В его дыхании холодная дымка, и только эту дымку он и может разглядеть, пока ждет, чтобы его глаза привыкли к темноте. Он находит один из своих сундуков на ощупь и поднимает крышку. Первое, что он нащупывает, это корнет – его инструмент, после пианино и органа. Металл холодный, ранняя зима и ранняя ночь вторглись сюда. Он подносит чашечку мундштука к губам и дует, оживляя инструмент теплом своего тела. Невозможно отстроить холодную медь. Она сопротивляется, пока не отдашь ей достаточно себя, чтобы уверить ее в своей преданности, в том, что не оставишь ее замерзать. Его дыхание струится по компактным элегантным изгибам корнета. В его руках тепло металла, и три сверкающие, как жемчужины, клапана охотно поднимаются и опускаются под его пальцами.

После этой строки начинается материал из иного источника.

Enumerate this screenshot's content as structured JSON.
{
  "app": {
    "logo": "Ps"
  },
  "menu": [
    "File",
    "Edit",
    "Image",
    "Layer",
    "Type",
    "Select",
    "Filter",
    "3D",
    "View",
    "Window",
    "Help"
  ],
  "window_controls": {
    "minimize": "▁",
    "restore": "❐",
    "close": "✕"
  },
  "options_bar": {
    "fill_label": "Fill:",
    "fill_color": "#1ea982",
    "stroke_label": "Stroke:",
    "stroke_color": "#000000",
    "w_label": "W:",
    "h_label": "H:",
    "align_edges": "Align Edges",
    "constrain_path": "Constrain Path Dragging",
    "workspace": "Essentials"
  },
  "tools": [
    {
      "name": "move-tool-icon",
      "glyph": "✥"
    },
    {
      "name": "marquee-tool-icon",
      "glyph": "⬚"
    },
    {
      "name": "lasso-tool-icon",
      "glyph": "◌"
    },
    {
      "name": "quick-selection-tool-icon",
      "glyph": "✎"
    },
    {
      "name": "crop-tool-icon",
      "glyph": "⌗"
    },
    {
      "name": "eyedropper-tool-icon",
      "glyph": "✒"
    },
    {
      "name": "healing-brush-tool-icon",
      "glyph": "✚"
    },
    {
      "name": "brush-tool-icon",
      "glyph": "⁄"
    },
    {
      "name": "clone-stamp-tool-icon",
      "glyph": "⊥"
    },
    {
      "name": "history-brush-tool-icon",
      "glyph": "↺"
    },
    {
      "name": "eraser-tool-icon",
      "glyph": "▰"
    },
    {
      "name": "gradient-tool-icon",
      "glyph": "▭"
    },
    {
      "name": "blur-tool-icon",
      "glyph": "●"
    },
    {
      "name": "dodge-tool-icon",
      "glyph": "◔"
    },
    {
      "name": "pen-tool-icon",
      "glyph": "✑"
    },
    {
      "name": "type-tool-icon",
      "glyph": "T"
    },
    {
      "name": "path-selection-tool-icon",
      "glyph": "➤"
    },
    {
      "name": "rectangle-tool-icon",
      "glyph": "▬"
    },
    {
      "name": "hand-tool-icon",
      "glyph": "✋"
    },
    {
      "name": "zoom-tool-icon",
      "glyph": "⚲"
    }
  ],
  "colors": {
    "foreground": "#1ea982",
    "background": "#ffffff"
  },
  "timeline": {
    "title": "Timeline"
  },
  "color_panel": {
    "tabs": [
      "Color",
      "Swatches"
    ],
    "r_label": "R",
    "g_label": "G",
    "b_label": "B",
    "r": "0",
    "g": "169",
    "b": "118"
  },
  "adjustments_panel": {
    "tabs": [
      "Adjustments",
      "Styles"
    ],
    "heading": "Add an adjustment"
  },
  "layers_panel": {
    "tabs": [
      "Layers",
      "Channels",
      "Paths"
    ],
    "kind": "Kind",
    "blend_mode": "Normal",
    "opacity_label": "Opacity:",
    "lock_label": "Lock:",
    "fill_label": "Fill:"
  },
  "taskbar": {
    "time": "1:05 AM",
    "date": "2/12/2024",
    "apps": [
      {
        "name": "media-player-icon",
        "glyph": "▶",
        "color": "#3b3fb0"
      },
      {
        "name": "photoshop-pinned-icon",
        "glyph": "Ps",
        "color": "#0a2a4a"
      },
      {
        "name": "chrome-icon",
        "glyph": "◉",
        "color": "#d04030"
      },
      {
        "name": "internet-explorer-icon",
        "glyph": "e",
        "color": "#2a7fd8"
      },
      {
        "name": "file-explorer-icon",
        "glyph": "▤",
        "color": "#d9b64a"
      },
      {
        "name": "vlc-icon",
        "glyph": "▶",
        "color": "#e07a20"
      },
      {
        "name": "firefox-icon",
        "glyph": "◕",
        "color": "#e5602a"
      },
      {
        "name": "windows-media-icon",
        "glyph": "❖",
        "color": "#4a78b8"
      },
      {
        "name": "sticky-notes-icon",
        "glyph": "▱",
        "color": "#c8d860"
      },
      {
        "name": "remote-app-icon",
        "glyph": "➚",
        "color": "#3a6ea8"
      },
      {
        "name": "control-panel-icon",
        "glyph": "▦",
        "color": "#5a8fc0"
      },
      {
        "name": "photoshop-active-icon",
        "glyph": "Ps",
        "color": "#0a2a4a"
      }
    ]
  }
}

Шаги на пороге. Антон оборачивается, виноватый, опуская корнет, держа его неуклюже, как нашкодивший ребенок. Он ожидал увидеть одного из детей в дверном проеме, но там Элизабет, темный силуэт на фоне серого воспоминания о закате.
Моргая в сумерках, она движется дальше внутрь.
– Это… труба? – В ее голосе удивление и беспокойство.
– Да.
Более-менее. Застигнутый в неожиданном приступе собственничества, он сопротивляется желанию встать между женой и открытым чемоданом. Это инструменты его сердца, его память. Они – реликвии, дышащие хрупким и священным прошлым. Почему он должен позволять ей их видеть, когда она сама так мало показала ему своего сердца? Он подается вперед, чтобы закрыть крышку сундука, но Элизабет быстро пересекает пространство между ними, слишком быстро, чтобы Антон мог ее остановить, и удерживает крышку открытой. Она смотрит в изумление на содержимое сундука. Еще один корнет, валторна, баритон, все разобранные. Есть там и кларнет, аккуратно завернутый в плотный войлок и перевязанный бечевкой, чтобы защитить его хрупкие клапаны и пружины. Она не может рассмотреть кларнет в складках, но того, что она видит, достаточно.
– Антон! Я слышала, как мальчики болтали о музыкальных инструментах, еще в тот день, когда ты починил платье Марии, но я думала, это что-то из твоего прошлого. Что в других сундуках?
Он не хочет признавать этого, пытаясь уберечь места, в которых таится боль. Но она теперь его жена. Он понимает, что должен быть с Элизабет честным.
– Примерно то же самое.
Она поднимает на него взгляд, пораженная и радостная.
– Я слышала, Партия платит хорошие деньги за медь. СС нужно это для обмундирования – для амуниции.
Одного такого предположения достаточно, чтобы нанести ему удар, оставить глубокую и тяжелую рану, которая полностью его обескровит. Он силится сдержать свою боль и злость, чтобы не показать их. Ему это не удается, он сам знает. Он сжимает пальцы на клапанах корнета, опуская их один за другим, стараясь совладать с собой.
– Я не могу продать их нацистам, Элизабет.
– Почему нет? Нам нужны деньги, Антон. Да, я знаю, отец Эмиль платит тебе за воскресные службы, и ты играешь прекрасно – но ты знаешь, что нам нужно больше.
– Я… – он запинается, сердце подскакивает.
Вот, к чему его это привело, да? Помогать тем, кто в нужде, защищать тех, кто беспомощен. Но он и представить себе не мог, что Бог будет настолько жесток, чтобы потребовать такой жертвы.